= May Day Eve =

Short story by Nick Joaquin

"May Day Eve" is a story written by Filipino National Artist Nick Joaquin. Written after World War II, it became one of Joaquin's “signature stories” that became a classic in Philippine literature in English. Together with Joaquin's other stories like The Mass of St. Sylvester, Doña Jeronima and Candido’s Apocalypse, May Day Eve utilized the theme of "magic realism" long before the genre was made a trend in Latin American novels. Published in 1947, it is a story originally intended for adult readers, but has later become a required and important reading material for Filipino students.

==Character description==
The major characters in May Day Eve are Badoy, Agueda, Anastasia, Warren, Agueda's daughter, and Voltaire Badoy's Grandson. Agueda and Badoy have different personalities. Agueda was described to be a bold, liberated, and a non-conformist young woman who was “ahead of her time”. While Badoy was characterized in the beginning as a promiscuous young man who wanted to prove his machismo, he realized that he was “deliriously in love” with Agueda.

==Plot summary==
As soon as Don Badoy Montiya comes home to his old home at Intramuros, Manila late at night he finds his grandson chanting an old spell in front of a mirror, memories of his youth came back. He recalled how he fell in love with Agueda, a young woman who resisted his advances. Agueda learned that she would be able to know her future husband by reciting an incantation in front of a mirror. As she recited the words: “Mirror, mirror, show to me him whose woman I will be,” Badoy saw Agueda. Badoy and Agueda got married. Don Badoy told his grandson that every time he looks at the mirror, he only sees a "witch"(Agueda). However, Don Badoy learned from his grandson that he was described by Doña Agueda (through their daughter) as a "devil" when she originally performed the same ritual. Don Badoy ponders on love that had dissipated. The truth was revealed, Badoy and Agueda had a “bitter marriage”, which began in the past, during one evening in the month of May in 1847. The tragedy of the story is Badoy’s heart forgot how he loved Agueda in the past.
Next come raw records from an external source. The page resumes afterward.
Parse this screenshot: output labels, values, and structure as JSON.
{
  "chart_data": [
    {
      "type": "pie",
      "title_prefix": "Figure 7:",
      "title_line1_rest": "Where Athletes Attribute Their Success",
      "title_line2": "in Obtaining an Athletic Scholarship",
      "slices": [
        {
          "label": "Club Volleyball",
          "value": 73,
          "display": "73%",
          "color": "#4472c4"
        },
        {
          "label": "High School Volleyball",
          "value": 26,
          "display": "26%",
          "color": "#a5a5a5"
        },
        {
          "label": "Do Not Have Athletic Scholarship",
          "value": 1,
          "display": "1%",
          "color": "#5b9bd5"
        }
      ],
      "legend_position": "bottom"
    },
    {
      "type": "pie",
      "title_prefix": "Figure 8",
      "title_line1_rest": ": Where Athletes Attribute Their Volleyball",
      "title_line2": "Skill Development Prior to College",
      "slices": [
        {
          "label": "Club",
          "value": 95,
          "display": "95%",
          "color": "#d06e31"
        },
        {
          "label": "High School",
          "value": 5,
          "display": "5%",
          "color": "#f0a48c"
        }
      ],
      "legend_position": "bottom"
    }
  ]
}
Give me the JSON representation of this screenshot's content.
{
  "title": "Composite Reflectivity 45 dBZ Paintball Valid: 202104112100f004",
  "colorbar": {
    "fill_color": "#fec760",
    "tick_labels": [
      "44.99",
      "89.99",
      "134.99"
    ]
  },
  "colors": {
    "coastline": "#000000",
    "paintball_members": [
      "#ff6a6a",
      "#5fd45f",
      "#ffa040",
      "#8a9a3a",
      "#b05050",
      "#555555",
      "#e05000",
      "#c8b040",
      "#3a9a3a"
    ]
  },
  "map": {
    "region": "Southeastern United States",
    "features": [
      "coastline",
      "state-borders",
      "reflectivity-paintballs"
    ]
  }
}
They were not able to mend their broken marriage because their love was a “raging passion and nothing more”.

==Adaptations==
The short story had been adapted as an opera by a group of actors and actresses from the College of Music of the University of the Philippines. The Tanghalang Ateneo of the Ateneo de Manila University, under the direction of Alberto S. Florentino, also adapted Joaquin's May Day Eve into a play, which was described as a "tragic tale of love found and love forgotten" and "disillusionment" set in a Philippine patriarchal society during the 19th century. The stage version was performed in English and later in Filipino. The latter was based on the translation done by Jerry Respeto.